Belirli bir cemaatin, etnisitenin, kültürel kimliğin merkeze alınarak siyaset üretilmesi (artık) mümkün değil; günümüzde bu sisteme dahil olma(k), ezilen toplumsallığın varlığının kamusal mutabakat düzleminde onaylanmasını ifade etmekten öte bir anlam taşımıyor ve postmodern tahammül dilinin mozaik, farklılıklar/zenginlikler ve öteki teması üzerine kur(mak için didindiği) yeni ortam bu işi iyice anlamsızlaştır(maktan başka bir işe yaramamakta). “Biraz da ben de oynayacağım”a indirgenebilecek olan çokkültürcü dille hak savunusuna girişmenin tek başına özgürleştirici bir siyaseti imkânlı kılmasını beklemek saflık olur. Tikelliklerin herkes tarafından anlaşılır bir anlama sahip oldukları sürece anlamlı olduğunu söyleyen Alain Badiou kendisiyle yapılan bir söyleşide şunları söylüyor: “…zorunlu bir entegrasyon talebi –yani, mevcut durum içinde kişinin tikelliğine değer verilmesi talebi– mahiyetinde olan bir şeyle karşı karşıyayız demektir. Bu da takdire layık, hatta zorunlu bir şeydir, ama benim görüşümce, doğrudan siyaset hanesi altına yazılebilecek bir şey değildir. Kendini tikel taleplerin, belirli bir kuvvetler ilişkisi içinde tanınma ve değer görme taleplerinin hanesi altına yazar. Ben –ortaya koyduğu kategoriler, sloganlar, önermelerle– bir toplumsal hizip ya da topluluğun mevcut düzene entegre olma talebinden ibaret olan bir şeye değil, bu düzeni bütün olarak dönüştürmeyi peyleyen şeye ‘siyasi’ diyorum.”

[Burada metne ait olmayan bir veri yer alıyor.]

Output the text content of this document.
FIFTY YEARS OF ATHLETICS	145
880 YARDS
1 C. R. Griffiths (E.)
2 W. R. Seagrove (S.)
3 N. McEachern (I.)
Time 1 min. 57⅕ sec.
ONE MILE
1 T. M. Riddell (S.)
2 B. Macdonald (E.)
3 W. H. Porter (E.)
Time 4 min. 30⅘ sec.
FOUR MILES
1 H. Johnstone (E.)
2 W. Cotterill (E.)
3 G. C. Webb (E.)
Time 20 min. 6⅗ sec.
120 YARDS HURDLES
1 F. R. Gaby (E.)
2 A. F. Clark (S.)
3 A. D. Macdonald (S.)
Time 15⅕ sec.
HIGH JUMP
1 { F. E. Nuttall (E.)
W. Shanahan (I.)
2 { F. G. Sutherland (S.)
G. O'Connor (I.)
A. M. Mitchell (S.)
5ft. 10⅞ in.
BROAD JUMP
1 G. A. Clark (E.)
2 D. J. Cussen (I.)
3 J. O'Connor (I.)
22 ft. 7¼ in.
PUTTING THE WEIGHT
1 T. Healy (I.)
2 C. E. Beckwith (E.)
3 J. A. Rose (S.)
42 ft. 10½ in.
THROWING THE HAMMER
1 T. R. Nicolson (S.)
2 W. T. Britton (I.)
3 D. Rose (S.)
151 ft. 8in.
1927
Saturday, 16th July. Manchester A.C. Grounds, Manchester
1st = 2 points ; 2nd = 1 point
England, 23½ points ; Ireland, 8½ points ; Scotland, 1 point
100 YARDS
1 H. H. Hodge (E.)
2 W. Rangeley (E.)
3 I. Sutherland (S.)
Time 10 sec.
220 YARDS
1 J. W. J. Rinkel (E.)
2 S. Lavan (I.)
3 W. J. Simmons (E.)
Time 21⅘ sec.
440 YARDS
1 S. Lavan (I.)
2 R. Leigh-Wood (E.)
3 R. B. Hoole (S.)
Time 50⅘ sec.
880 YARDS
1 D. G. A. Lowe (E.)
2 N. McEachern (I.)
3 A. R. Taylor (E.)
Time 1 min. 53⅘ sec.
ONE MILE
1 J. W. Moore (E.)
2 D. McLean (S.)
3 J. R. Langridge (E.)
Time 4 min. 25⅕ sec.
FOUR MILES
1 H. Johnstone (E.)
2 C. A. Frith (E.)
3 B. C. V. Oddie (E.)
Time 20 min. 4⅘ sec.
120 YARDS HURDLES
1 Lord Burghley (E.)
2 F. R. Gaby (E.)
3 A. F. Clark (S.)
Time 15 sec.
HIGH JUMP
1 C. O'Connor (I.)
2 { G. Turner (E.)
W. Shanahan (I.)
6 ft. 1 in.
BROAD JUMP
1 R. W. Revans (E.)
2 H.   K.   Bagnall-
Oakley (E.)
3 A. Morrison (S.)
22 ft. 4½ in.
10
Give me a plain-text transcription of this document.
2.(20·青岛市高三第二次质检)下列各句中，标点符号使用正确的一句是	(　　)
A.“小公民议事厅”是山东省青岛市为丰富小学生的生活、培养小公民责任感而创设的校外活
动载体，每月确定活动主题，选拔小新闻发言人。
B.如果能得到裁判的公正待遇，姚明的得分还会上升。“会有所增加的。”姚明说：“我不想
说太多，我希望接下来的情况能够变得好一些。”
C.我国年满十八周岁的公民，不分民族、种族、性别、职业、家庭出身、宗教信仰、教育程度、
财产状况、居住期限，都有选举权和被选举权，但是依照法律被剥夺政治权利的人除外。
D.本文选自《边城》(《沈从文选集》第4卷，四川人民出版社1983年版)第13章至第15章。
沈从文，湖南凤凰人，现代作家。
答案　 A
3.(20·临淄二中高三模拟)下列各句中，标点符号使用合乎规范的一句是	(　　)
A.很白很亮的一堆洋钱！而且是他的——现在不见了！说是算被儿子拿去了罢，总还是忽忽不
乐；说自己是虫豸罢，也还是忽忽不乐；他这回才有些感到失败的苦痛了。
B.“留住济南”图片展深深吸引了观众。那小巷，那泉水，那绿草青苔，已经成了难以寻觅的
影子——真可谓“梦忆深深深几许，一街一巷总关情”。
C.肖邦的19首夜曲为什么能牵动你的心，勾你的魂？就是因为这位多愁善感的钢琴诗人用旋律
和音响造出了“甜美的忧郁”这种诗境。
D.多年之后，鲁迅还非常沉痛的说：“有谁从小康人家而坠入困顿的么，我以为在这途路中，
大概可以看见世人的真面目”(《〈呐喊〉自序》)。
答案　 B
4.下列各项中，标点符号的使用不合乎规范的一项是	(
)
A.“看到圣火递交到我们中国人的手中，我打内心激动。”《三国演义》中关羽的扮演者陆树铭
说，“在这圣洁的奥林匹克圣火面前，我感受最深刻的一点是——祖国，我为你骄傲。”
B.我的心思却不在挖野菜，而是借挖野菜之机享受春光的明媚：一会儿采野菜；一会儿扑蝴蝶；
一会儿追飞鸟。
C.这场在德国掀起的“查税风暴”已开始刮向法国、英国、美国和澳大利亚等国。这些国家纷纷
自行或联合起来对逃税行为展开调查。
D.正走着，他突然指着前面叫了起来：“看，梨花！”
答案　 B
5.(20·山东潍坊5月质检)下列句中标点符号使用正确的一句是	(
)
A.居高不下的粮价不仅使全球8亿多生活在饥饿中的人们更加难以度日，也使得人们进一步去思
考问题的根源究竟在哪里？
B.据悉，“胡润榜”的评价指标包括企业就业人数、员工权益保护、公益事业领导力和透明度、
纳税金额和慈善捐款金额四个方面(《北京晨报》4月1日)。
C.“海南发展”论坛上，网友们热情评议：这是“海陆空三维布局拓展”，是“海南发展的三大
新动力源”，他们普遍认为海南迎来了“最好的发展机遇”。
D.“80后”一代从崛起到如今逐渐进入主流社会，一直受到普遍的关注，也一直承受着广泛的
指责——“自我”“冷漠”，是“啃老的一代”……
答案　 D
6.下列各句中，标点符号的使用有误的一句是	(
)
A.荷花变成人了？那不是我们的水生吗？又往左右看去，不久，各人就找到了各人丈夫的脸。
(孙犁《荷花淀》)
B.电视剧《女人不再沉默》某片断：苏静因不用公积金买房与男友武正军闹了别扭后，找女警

Cemevlerinin, başörtüsünün, Kürtçenin bugün hâlâ bütüncül bir siyaset içinde yer alması mümkün olsa bile yakın bir gelecekte, Tayyip Erdoğan’ın bugün sık sık kullandığı ifadeyle, bütün bu “kalemlerin” tamamen mevcut neo-liberal tahakkümün lehine işleyeceği ve hak gasplarının bu doğrultuda önemli ölçüde ortadan kaldırılacağı muhtemel ve mukkadderdir. Başörtüsü üniversitelerde serbest, hatta önümüzdeki süreçte kamuda da serbest olabilir. Anadilde eğitim de dahil gaspedilen bütün haklar elde edilebilir. Cemevleri ibadethane olabilir, zorunlu din dersi kaldırılabilir. Anayasada ve müfredatta yer alan Kemalist vurgular yumuşatılabilir. Yemin metni, andımız kaldırılabilir. Yeni anayasada Türklük vurgusu yer almayabilir. Biraz daha fantastik olalım: bütün büstler, heykeller kaldırılırabilir, Anıtkabir’deki törenlere, saygı duruşlarına son verilebilir. Başbakan’ın konuştuğu sırada Habertürk’te de Ertuğrul Kürkçü konuşuyordu, Kürdistan’ı rahatlıkla zikrediyor, gerilla diyor, Hikmet Kıvılcımlı’dan, İdris Küçükömer’den bahsediyor, Kemalist rejimi lanetliyordu. Türkiye standartlarındaki herhangi bir sunucuyu deliye döndürecek bu sözler sunucu hanımda herhangi olumsuz bir etki yaratmadı. Aynı şekilde NTV’deki programın sunucusu Oğuz Haksever de alışılmış kartel dilinin çok çok dışında bir dille konuşuyordu. Mehmet Pamak, “Kemalist rejim için ölenler şehit olmaz” deyince çıldıran spikeri hatırlayalım. Hatta Türk solunun Kemalizmle hesaplaşamadığını falan söyleyince, Kürkçü bu haksız bir itham olur, Türk solu da o kadar da Kemalist değildir gibi karşılıklar verdi, ilginçti.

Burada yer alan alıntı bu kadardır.